The brief points out that liquid cooling is becoming the preferred heat dissipation solution with more and more businesses embracing it. Two success stories are showcased in the brief, the Alibaba and Tencent data centres, establishments that are Chinese leading internet companies. Within a short time, they have achieved large-scale adoption of the liquid cooling technology and the results are out for every environmentally conscious data storage business to see.
The brief acknowledges the rapid growth of the data centre market in China where it has had an annual growth rate of 30 per cent since 2010.
This growth has been fuelled by emerging technologies such as cloud computing, artificial intelligence, and big data. With this growth, there has been a steady rise in the heat load in the data centres.

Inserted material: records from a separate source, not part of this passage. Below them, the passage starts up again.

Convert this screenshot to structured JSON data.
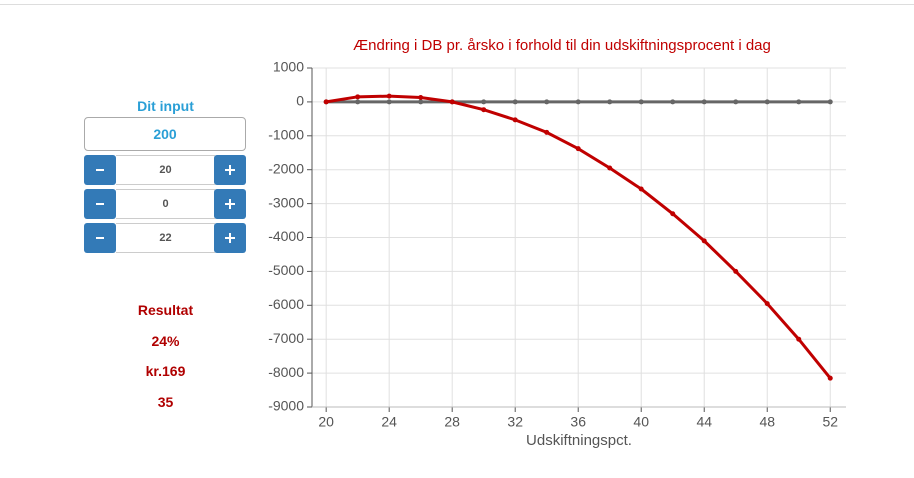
{
  "panel": {
    "heading": "Dit input",
    "input": "200",
    "steppers": [
      "20",
      "0",
      "22"
    ]
  },
  "results": {
    "title": "Resultat",
    "lines": [
      "24%",
      "kr.169",
      "35"
    ]
  },
  "chart_data": {
    "type": "line",
    "title": "Ændring i DB pr. årsko i forhold til din udskiftningsprocent i dag",
    "x_label": "Udskiftningspct.",
    "x": [
      20,
      22,
      24,
      26,
      28,
      30,
      32,
      34,
      36,
      38,
      40,
      42,
      44,
      46,
      48,
      50,
      52
    ],
    "series": [
      {
        "color": "#666666",
        "values": [
          0,
          0,
          0,
          0,
          0,
          0,
          0,
          0,
          0,
          0,
          0,
          0,
          0,
          0,
          0,
          0,
          0
        ]
      },
      {
        "color": "#c00000",
        "values": [
          0,
          150,
          170,
          130,
          0,
          -230,
          -530,
          -900,
          -1380,
          -1950,
          -2570,
          -3300,
          -4100,
          -5000,
          -5950,
          -7000,
          -8150
        ]
      }
    ],
    "xlim": [
      19.1,
      53
    ],
    "xticks": [
      20,
      24,
      28,
      32,
      36,
      40,
      44,
      48,
      52
    ],
    "ylim": [
      -9000,
      1000
    ],
    "yticks": [
      1000,
      0,
      -1000,
      -2000,
      -3000,
      -4000,
      -5000,
      -6000,
      -7000,
      -8000,
      -9000
    ],
    "grid": true
  }
}
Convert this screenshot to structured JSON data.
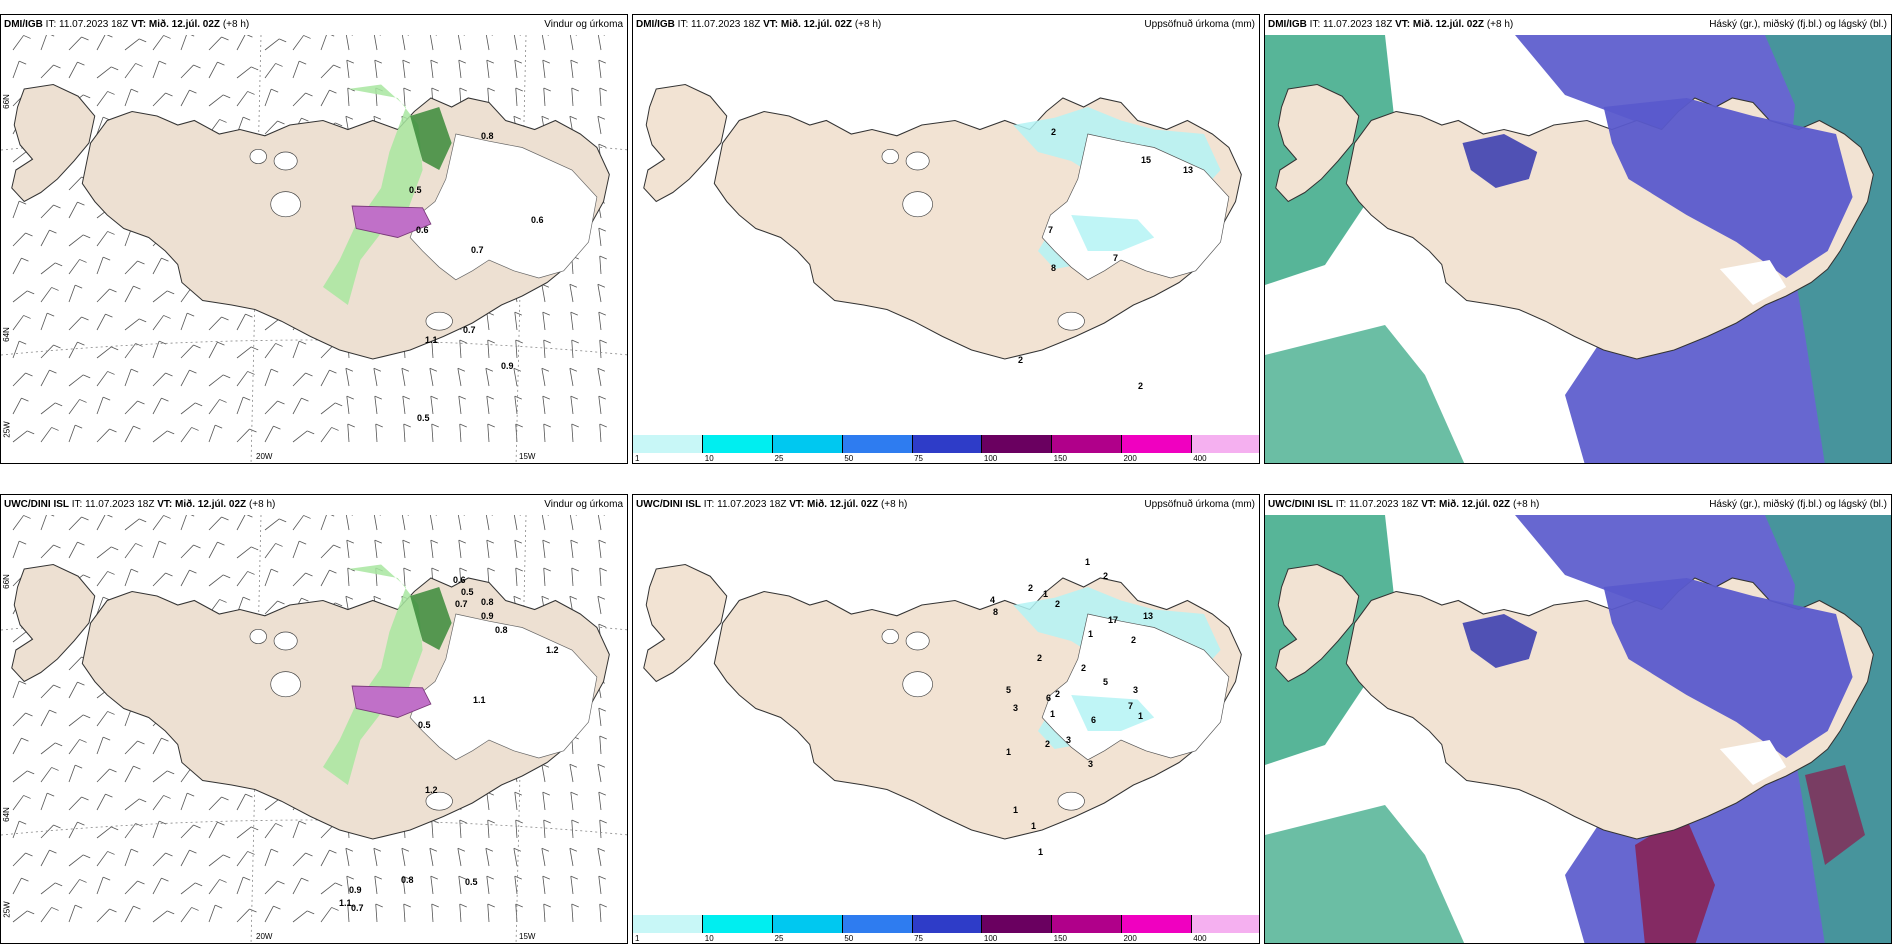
{
  "panels": [
    {
      "model": "DMI/IGB",
      "it_prefix": "IT:",
      "it": "11.07.2023 18Z",
      "vt_prefix": "VT:",
      "vt": "Mið. 12.júl. 02Z",
      "lead": "(+8 h)",
      "title": "Vindur og úrkoma",
      "type": "wind",
      "labels": [
        "0.8",
        "0.5",
        "0.6",
        "0.7",
        "0.7",
        "1.1",
        "0.9",
        "0.5",
        "0.6"
      ]
    },
    {
      "model": "DMI/IGB",
      "it_prefix": "IT:",
      "it": "11.07.2023 18Z",
      "vt_prefix": "VT:",
      "vt": "Mið. 12.júl. 02Z",
      "lead": "(+8 h)",
      "title": "Uppsöfnuð úrkoma (mm)",
      "type": "precip",
      "labels": [
        "2",
        "15",
        "13",
        "7",
        "7",
        "8",
        "2",
        "2"
      ]
    },
    {
      "model": "DMI/IGB",
      "it_prefix": "IT:",
      "it": "11.07.2023 18Z",
      "vt_prefix": "VT:",
      "vt": "Mið. 12.júl. 02Z",
      "lead": "(+8 h)",
      "title": "Háský (gr.), miðský (fj.bl.) og lágský (bl.)",
      "type": "cloud"
    },
    {
      "model": "UWC/DINI ISL",
      "it_prefix": "IT:",
      "it": "11.07.2023 18Z",
      "vt_prefix": "VT:",
      "vt": "Mið. 12.júl. 02Z",
      "lead": "(+8 h)",
      "title": "Vindur og úrkoma",
      "type": "wind",
      "labels": [
        "0.6",
        "0.5",
        "0.7",
        "0.8",
        "0.9",
        "0.8",
        "1.2",
        "1.1",
        "0.5",
        "1.2",
        "0.9",
        "0.8",
        "0.5",
        "1.1",
        "0.7"
      ]
    },
    {
      "model": "UWC/DINI ISL",
      "it_prefix": "IT:",
      "it": "11.07.2023 18Z",
      "vt_prefix": "VT:",
      "vt": "Mið. 12.júl. 02Z",
      "lead": "(+8 h)",
      "title": "Uppsöfnuð úrkoma (mm)",
      "type": "precip",
      "labels": [
        "1",
        "2",
        "2",
        "1",
        "2",
        "4",
        "8",
        "17",
        "13",
        "2",
        "1",
        "2",
        "2",
        "5",
        "3",
        "5",
        "2",
        "6",
        "1",
        "6",
        "7",
        "3",
        "1",
        "2",
        "3",
        "1",
        "3",
        "1",
        "1",
        "1"
      ]
    },
    {
      "model": "UWC/DINI ISL",
      "it_prefix": "IT:",
      "it": "11.07.2023 18Z",
      "vt_prefix": "VT:",
      "vt": "Mið. 12.júl. 02Z",
      "lead": "(+8 h)",
      "title": "Háský (gr.), miðský (fj.bl.) og lágský (bl.)",
      "type": "cloud"
    }
  ],
  "axes": {
    "lon_ticks": [
      "20W",
      "15W"
    ],
    "lat_ticks": [
      "66N",
      "64N"
    ],
    "sw_label": "25W"
  },
  "colorbar": {
    "ticks": [
      "1",
      "10",
      "25",
      "50",
      "75",
      "100",
      "150",
      "200",
      "400"
    ],
    "colors": [
      "#c8f7f7",
      "#00eef0",
      "#00c8f0",
      "#2e7cf0",
      "#2e3cc8",
      "#6a0060",
      "#b0008a",
      "#f000c0",
      "#f5b0f0"
    ]
  },
  "colors": {
    "land": "#f2e3d3",
    "land_wind": "#ede0d2",
    "green": "#a8e6a0",
    "purple": "#c070c8",
    "cyan": "#b4f3f5",
    "high_cloud": "#3aa886",
    "mid_cloud": "#5a5acc",
    "low_cloud": "#3e40b0"
  }
}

The brief notes that air cooling abilities to meet the rising demand for heat dissipation are approaching the limit. There have been success stories from the leading data centres in this country. The Alibaba Winter Olympics Cloud Data Centers had energy savings of 35 per cent when compared to conventional cooling solutions.
The brief observes that from this example it can be deduced that adoption of the liquid cooling technologies can reduce power use by 235 million kW hours each year.
This power reduction would not only be good for data centres’ profitability but would also go a long way in reducing 200,000 tons of carbon in the atmosphere.
The brief notes that immersion liquid cooling is a new heat dissipation technology that has the potential to deliver great results, more so for its efficiency, green, and energy-saving capabilities.
Its reliability as pointed out in the brief emanates from the distinctive advantages which include direct and full contact with the heat-generating parts leading to low heat resistance and high heat transfer coefficient.
The coolant‘s relatively high thermal conductivity and elimination of the need to install fans as well as the coolant’s excellent insulation properties are the other advantages that have been pointed out in the brief.
The brief predicts that liquid cooling technology will revolutionise data centre cooling. This revolution will be beneficial to the business as well as to the environment, however, data centre transformations will be required where substantial investments are initially needed and accumulation of new experience in running and maintenance of data centre.
The brief concludes that cooperation both nationally and globally will be required to enhance the development of the value chain for liquid cooling and market growth.